Sunday, December 04, 2005

"Pacified" Fallujah

Lies cost lives in Iraq.

Remember the reasons given by the US military and puppet interim Iraqi government for Operation Phantom Fury against Fallujah? Just prior to the November, 2004 assault on that city, the primary reasons given for the massacre in Fallujah were: to provide "security and stability" for the upcoming January 30 "elections" and to rid Fallujah of Abu Musab Al-Zarqawi.

Let us judge the success or failure of this massacre by their own yardstick.

The "security and stability" generated for the elections on January 30, 2005 by the siege of Fallujah looked like roughly 40 dead Iraqi bodies and 200 wounded, on that day alone.

As for Zarqawi, since not one resident of Fallujah has seen or reported evidence of this individual in their city before, during or after said siege, his existence at all in Iraq remains in question…aside from living large in US military propaganda which is happily trumpeted by corporate media outlets in the US.

Yesterday morning on NPR (National Pentagon Radio) their reporter in Baghdad was asked if he felt what Mr. Bush said in a recent speech was true-was the US military strategy in Iraq working? He replied that he felt what Mr. Bush said was true in some cases, like in Fallujah. The NPR reporter referred to Fallujah as "pacified."

"Pacified" Fallujah looks like a dead six year-old child in that city, shot by a US sniper in the Al-Dubbat neighborhood on December 1st, according to Al-Sharqiyah.

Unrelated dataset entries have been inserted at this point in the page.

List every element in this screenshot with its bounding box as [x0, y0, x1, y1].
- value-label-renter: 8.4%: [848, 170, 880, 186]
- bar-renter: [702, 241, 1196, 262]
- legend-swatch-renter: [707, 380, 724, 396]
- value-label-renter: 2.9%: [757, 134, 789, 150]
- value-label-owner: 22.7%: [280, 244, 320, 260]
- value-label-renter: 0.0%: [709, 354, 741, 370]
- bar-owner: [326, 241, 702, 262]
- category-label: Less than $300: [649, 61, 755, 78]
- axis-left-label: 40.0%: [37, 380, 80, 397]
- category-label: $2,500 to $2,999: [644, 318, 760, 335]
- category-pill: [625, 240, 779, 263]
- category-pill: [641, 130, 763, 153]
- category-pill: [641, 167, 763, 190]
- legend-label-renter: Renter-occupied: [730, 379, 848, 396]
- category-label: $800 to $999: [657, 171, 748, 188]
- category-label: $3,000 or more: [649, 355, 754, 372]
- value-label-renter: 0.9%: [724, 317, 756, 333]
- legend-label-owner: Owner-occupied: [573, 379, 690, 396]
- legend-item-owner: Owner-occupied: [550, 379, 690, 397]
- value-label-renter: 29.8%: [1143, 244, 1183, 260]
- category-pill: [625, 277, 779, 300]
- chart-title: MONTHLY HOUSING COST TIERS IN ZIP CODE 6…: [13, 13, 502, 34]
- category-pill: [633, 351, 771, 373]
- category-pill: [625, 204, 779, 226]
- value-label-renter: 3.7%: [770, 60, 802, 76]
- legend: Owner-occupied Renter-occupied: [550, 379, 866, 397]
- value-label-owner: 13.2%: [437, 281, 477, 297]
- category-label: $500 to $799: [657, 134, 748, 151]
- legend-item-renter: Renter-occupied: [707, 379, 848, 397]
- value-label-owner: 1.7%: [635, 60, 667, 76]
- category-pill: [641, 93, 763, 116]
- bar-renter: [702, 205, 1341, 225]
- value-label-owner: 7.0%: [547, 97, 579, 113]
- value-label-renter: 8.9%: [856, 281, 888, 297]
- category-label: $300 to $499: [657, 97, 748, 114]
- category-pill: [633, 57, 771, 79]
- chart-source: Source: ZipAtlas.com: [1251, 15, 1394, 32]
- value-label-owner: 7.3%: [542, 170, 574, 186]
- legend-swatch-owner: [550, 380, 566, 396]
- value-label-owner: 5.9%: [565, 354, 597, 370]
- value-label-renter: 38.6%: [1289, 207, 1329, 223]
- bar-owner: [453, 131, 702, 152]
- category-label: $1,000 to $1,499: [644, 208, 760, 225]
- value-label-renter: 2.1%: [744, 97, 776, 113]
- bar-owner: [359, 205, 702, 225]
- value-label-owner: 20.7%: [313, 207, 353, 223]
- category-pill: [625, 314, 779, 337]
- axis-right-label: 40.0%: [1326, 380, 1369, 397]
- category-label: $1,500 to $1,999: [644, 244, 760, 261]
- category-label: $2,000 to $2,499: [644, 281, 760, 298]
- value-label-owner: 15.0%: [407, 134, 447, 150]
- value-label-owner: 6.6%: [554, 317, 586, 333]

"Pacified" Fallujah looks like "two US soldiers were killed by sniper fire on Wednesday [30 November] in the city of Al-Fallujah, [60 kilometers] west of Baghdad, according to eyewitnesses. A tense atmosphere prevailed in the city after the US forces besieged some of its quarters and blocked the main street, while National Guard forces closed shops and asked the residents to stay in their homes." Again according to Al-Sharqiyah.

"Pacified" Fallujah looks like 10 Marines killed and 11 wounded by a roadside bomb while on a "foot patrol near Fallujah" on Thursday December 1st, which was the deadliest attack on American troops in nearly four months.

So if you want to keep thinking there is peace in Fallujah, you’d better ignore the facts on the ground and keep listening to NPR “presstitutes” talking on the radio from their hotel rooms in Baghdad.